With a pair of scissors cut the top pointy portion of the bottom petals. Immediately rub half of the lemon all over the cut petals to prevent them from turning black.

With a sharp knife carefully cut the top 1/3 off of the petals. An easy way to do this is to cut as you slowly roll the artichoke towards you. Immediately rub the same half a lemon all over the cut portion of the artichoke.

With your thumbs press the middle petals towards the outer petals to create a hole in the middle of the artichoke.

With the help of a spoon remove the thinner middle petals.

Remove the fuzzy middle portion of the artichoke being careful not to scoop out the heart.

Once all the artichokes are ready, cut the bottom stem so that each artichoke stands up straight. Then peel the stem and rub with lemon.

Before stuffing artichokes find a pot where they all fit and stand up straight in a nice and snug manner.

Depending on how large the artichokes are add 1/2 to 1 cup of water to the pot. Add 1 tablespoon of olive oil, 1 to 2 tablespoons of lemon juice and season with salt.

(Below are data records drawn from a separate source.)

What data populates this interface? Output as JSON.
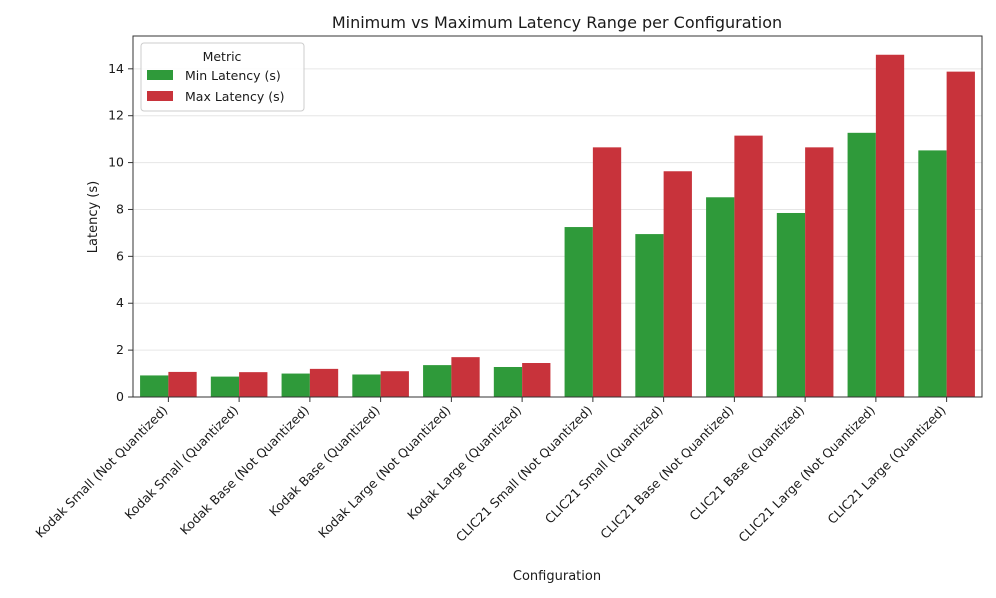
{
  "chart_data": {
    "type": "bar",
    "title": "Minimum vs Maximum Latency Range per Configuration",
    "xlabel": "Configuration",
    "ylabel": "Latency (s)",
    "ylim": [
      0,
      15.4
    ],
    "yticks": [
      0,
      2,
      4,
      6,
      8,
      10,
      12,
      14
    ],
    "grid": true,
    "legend": {
      "title": "Metric",
      "placement": "top-left"
    },
    "categories": [
      "Kodak Small (Not Quantized)",
      "Kodak Small (Quantized)",
      "Kodak Base (Not Quantized)",
      "Kodak Base (Quantized)",
      "Kodak Large (Not Quantized)",
      "Kodak Large (Quantized)",
      "CLIC21 Small (Not Quantized)",
      "CLIC21 Small (Quantized)",
      "CLIC21 Base (Not Quantized)",
      "CLIC21 Base (Quantized)",
      "CLIC21 Large (Not Quantized)",
      "CLIC21 Large (Quantized)"
    ],
    "series": [
      {
        "name": "Min Latency (s)",
        "color": "#2f9a3a",
        "values": [
          0.92,
          0.87,
          1.0,
          0.96,
          1.36,
          1.28,
          7.25,
          6.95,
          8.52,
          7.85,
          11.27,
          10.52
        ]
      },
      {
        "name": "Max Latency (s)",
        "color": "#c8333b",
        "values": [
          1.07,
          1.06,
          1.2,
          1.1,
          1.7,
          1.45,
          10.65,
          9.63,
          11.15,
          10.65,
          14.6,
          13.88
        ]
      }
    ]
  }
}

Rub a small amount of salt all over the inside of the artichoke, then load with stuffing. Press down stuffing so that it won’t fall out.

Add stems to the pot along with the artichokes. Cover the pot and cook on medium until each artichoke is fully cooked. Depending on the size of the artichoke this might take anywhere from 45 minutes to one hour. Make sure to check on the artichokes so that the liquid does not evaporate. Add more water as necessary. My artichokes took about one hour. Half way through I added another half a cup of water. The artichoke is cooked when the pulp at the bottom of each petal is soft.